Enab Baladi obtained a list of diaper prices in Ras al-Ain, notably the Pampers brand, which comes in wrapped boxes containing 30 high-quality pieces, priced at 75,000 Syrian pounds. The Turkish variety is also packaged in boxes of 30 pieces and costs 65,000 Syrian pounds. The commercial varieties come in boxes of 30 pieces and are priced at 50,000 Syrian pounds.

For unpackaged diapers sold by weight, their qualities range from good at 40,000 Syrian pounds per kilogram to medium quality at 37,000 pounds, and they are of unknown origin and quality.

Purchasing by piece

The population of Ras al-Ain, which amounts to about 115,000 people, face challenging economic difficulties, including challenges in agriculture and marketing crops, along with a lack of job opportunities and low wages. As a result of these challenges, they have been forced to reduce consumption of many basic essentials, including children’s diapers, which are crucial for child health.

Maha Zein al-Din, displaced from Damascus, told Enab Baladi that she did not expect to reach such a difficult financial situation. She explained that she had to halve the amount of diapers used by her child due to rising prices.

She added that she previously used the diaper once, but had to wash, dry, and reuse it, which could possibly cause an allergy and irritation to the child’s skin. She was forced to borrow money from her brother to buy a sufficient amount until her husband finds a job and pays off the debt.

Faisal al-Aziz, a resident of Ras al-Ain, complained about the high diaper prices, which do not match his income. The man relies on agriculture to sustain his family’s livelihood, and a day’s wage does not exceed 40,000 Syrian pounds.

Al-Aziz mentioned that he previously bought two kilograms of diapers weekly for his child, but now he buys about two pieces per day due to the high prices. He explained that the mother uses a layer of cloth inside the diaper to protect it from quick damage and to use it a second time.
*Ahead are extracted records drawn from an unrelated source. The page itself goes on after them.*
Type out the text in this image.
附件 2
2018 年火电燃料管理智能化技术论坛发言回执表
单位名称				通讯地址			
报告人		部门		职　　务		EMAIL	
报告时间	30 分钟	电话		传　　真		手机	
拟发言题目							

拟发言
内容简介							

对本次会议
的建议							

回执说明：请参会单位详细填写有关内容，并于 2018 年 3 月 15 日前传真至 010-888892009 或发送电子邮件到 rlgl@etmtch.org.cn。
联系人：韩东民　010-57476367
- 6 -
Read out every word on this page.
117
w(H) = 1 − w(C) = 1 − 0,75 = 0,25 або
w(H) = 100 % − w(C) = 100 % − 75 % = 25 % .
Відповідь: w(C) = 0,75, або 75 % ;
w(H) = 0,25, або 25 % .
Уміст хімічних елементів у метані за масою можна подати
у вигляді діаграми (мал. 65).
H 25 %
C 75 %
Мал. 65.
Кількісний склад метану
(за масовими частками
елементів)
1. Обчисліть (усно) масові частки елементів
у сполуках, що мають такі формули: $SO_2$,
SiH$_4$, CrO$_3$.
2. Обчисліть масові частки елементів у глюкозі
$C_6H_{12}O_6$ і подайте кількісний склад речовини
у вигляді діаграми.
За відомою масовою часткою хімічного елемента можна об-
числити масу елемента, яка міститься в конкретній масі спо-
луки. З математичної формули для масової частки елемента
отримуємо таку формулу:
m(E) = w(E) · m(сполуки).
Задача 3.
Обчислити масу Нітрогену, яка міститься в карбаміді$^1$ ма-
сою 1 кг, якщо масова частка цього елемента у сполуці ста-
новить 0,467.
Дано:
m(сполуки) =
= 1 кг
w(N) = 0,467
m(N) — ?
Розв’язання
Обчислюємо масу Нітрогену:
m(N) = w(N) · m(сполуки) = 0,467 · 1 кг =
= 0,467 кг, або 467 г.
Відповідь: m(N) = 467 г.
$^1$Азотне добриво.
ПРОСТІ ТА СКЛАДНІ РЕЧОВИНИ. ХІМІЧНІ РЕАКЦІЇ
For her part, Marwa al-Jassim told Enab Baladi that she has dispensed with the use of ready-made diapers for her son for two years, due to her family’s bad financial circumstances. She explained that she primarily relies on using soft cloth pieces, wrapped in a type of nylon and pieces of dry tissues to preserve them longer.

Al-Jassim, mother of two, finds herself forced to use these traditional tricks due to the large expenses of children’s necessities like milk and diapers. Although her children developed skin allergies initially, they grew accustomed to it later, the mother added.

The dollar sets the price

Like other products and goods, the prices of diapers are affected by the value of the Syrian pound against the US dollar. Ali Hardan, who owns a shop selling baby accessories, explained that diaper prices have risen due to direct imports from Turkey. Additionally, the increased costs of transporting them from the Tal Abyad crossing to Ras al-Ain significantly raised their prices.

Hardan added to Enab Baladi that they only purchase children’s diapers with dollars from Turkey, which are later sold in Syrian pounds. This has made a noticeable difference in prices, especially for the imported diapers, with a decline in purchasing interest noticed as daily sales have dropped from around 250 kilograms to no more than 100 kilograms.

Ras al-Ain and Tal Abyad are adjacent to the Turkish border and controlled by the Syrian National Army (SNA), surrounded by battlefronts with the Syrian Democratic Forces (SDF). The Turkish border serves as their only outlet to the outside world.

Agriculture and livestock rearing are the main professions in Ras al-Ain and the northern and northeastern regions of Syria, forming a primary source of income for many residents.

Daily wages in Ras al-Ain range between 30,000 and 40,000 Syrian pounds (approximately two and a half dollars), varying according to the number of hours worked and the nature of the profession, whether in agriculture or construction.